Rep: Fuji Eka Permana/ Red: Agus Yulianto
Ketua Umum MUI Sumsel, Drs. KH.Sodikun, M.Si
Foto: MGROL72
Ketua Umum MUI Sumsel, Drs. KH.Sodikun, M.Si

REPUBLIKA.CO.ID, JAKARTA -- Gerakan radikalisme membidik sebuah bangunan opini yang mengarah kepada keyakinan agama tertentu. Hal ini menyebabkan ketidakadilan karena tidak objektif dalam menilai dan memandang.

"Perlu disampaikan, radikalisme sejatinya tidak hanya menjadi identik agama tertentu saja, hampir semua (penganut) agama mempunyai sifat sikap radikal," kata Ketua Majelis Ulama Indonesia (MUI) Bidang Seni dan Budaya Islam KH Sodikun saat menyampaikan ceramahnya di Diskusi Publik tentang Deradikalisasi Paham Keagamaan di Indonesia yang diselenggarakan Himapol FISIF UMJ, Rabu (22/3).

Hanya saja, Sodikun mengatakan, bangunan opini tentang radikalisme seolah-olah hanya Islam yang mempunyai sikap radikal. Kata dia, belum lama ini ada berita menyedihkan. Agama yang katanya menabur kasih sayang, tapi malah membantai anak-anak Muslim. "Jadi, jangan memaknai seolah-olah radikalisme hanya ada pada umat Islam saja," ujarnya.

Dia menerangkan, deradikalisasi merupakan suatu keniscayaan. Bahkan dalam perspektif agama, deradikalisasi merupakan suatu kewajiban. Seluruh anak bangsa, tanpa terkecuali siapa pun juga harus ikut mengantisipasi pemikiran-pemikiran radikal. "Mengantisipasi pemikiran radikal ini merupakan kewajiban kita bersama," tegasnya.

KH Sodikun menceritakan, belum lama ini MUI mengundang ormas-ormas Islam tingkat pusat untuk membangun sebuah visi dan misi Islam yang rahmatan lil alamin.
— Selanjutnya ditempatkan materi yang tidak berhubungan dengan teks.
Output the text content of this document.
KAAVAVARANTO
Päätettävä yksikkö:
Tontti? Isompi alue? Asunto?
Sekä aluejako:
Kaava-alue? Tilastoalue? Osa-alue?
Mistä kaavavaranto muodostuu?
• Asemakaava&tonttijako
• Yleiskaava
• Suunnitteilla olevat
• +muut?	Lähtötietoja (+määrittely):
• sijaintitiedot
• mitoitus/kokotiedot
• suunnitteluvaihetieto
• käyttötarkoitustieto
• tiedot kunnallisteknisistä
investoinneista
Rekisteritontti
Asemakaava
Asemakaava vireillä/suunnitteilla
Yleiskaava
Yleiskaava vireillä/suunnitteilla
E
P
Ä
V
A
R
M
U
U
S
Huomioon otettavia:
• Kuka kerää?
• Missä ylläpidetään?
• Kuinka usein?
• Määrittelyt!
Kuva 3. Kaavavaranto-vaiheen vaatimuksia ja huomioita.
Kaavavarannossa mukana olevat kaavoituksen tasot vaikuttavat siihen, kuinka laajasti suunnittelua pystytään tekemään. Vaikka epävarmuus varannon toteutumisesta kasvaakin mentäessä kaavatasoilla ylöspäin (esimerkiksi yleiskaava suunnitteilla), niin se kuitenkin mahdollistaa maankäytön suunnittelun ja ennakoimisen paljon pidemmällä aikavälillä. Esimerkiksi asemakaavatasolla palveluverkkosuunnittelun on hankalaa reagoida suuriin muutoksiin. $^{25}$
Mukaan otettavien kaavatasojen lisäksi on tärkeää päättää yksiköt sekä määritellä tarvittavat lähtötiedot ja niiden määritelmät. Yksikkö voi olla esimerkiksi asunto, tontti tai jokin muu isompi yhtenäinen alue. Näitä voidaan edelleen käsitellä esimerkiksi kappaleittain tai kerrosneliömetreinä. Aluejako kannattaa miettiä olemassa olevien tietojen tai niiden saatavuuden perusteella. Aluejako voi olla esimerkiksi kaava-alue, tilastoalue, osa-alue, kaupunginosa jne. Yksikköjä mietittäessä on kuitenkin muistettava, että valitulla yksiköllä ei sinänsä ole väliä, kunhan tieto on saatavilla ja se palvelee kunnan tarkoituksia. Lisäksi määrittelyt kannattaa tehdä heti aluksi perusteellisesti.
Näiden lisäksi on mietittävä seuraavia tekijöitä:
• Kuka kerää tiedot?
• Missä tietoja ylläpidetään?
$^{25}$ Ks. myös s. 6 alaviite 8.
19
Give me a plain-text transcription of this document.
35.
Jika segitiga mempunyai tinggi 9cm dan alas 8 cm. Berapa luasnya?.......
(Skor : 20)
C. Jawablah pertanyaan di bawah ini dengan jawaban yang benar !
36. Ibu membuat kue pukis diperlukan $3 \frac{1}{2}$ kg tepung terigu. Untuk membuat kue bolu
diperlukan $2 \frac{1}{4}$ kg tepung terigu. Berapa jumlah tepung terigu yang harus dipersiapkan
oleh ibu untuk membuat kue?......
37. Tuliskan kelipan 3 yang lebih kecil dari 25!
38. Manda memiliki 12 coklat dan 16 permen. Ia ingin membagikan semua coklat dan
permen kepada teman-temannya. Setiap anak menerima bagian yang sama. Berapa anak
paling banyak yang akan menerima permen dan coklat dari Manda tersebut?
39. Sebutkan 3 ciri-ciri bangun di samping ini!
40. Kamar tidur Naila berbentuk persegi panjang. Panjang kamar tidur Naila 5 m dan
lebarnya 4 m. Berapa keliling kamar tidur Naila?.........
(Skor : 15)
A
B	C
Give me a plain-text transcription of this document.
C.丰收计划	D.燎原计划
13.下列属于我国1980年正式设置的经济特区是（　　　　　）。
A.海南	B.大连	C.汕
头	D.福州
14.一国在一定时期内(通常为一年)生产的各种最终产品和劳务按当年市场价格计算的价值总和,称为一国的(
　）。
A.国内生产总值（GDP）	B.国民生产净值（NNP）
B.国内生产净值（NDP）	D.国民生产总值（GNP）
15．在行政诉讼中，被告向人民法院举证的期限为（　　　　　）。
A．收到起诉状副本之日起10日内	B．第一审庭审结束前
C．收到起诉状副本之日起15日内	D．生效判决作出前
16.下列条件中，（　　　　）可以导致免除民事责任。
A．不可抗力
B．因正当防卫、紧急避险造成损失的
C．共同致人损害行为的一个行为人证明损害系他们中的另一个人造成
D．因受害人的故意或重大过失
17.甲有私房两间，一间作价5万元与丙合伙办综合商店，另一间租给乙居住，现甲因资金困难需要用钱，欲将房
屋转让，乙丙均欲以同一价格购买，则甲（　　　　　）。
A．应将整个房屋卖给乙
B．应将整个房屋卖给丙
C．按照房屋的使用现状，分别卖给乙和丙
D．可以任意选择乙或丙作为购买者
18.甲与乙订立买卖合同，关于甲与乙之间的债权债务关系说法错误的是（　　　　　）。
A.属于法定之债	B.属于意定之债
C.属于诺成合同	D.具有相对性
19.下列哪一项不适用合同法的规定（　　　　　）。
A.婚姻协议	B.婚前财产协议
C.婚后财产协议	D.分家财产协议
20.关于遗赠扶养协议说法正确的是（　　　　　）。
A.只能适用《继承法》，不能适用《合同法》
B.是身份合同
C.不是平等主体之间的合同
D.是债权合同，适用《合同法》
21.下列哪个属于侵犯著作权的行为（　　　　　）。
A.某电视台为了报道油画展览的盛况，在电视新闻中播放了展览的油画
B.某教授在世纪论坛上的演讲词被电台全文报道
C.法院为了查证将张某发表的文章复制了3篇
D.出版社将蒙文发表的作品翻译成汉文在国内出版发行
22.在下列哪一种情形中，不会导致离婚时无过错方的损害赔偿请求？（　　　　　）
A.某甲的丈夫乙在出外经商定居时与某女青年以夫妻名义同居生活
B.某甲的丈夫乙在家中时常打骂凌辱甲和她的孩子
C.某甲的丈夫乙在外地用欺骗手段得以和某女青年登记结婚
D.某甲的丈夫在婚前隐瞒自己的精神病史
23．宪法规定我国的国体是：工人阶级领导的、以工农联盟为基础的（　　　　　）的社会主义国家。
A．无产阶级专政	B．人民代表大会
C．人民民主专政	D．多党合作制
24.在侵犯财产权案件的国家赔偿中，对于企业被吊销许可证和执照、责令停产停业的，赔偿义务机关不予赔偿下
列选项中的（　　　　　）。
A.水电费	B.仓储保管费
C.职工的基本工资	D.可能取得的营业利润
Hal tersebut dilakukan untuk mengantisipasi munculnya radikalisme.

Menurutnya, radikalisme adalah segala ide, pola pikir, tindakan dan gerakan untuk mencapai tujuan dengan cara kekerasan. Jadi, kata dia, bila radikalisme berupa ide, pola pikir, tindakan dan gerakan, maka siapa pun bisa menjadi radikal. Hanya saja radikalisme selalu dimaknai berkaitan dengan kelompok-kelompok tertentu saja.

"Faktanya, radikalisme akan selalu ada di tengah-tengah kehidupan. Ini karena radikalisme merupakan sebuah pemikiran, ide, tindakan dan gerakan," ujarnya.

Ia menambahkan, radikalisme juga akan hadir di tengah-tengah ketidakbenaran dan ketidakadilan. Terutama ketika ketidakbenaran menyebar dan terjadi ketidakadilan sosial dan politik. KH Sodikun menyimpulkan, sebagai upaya mengantisipasi radikalisme, harus membumikan keislaman.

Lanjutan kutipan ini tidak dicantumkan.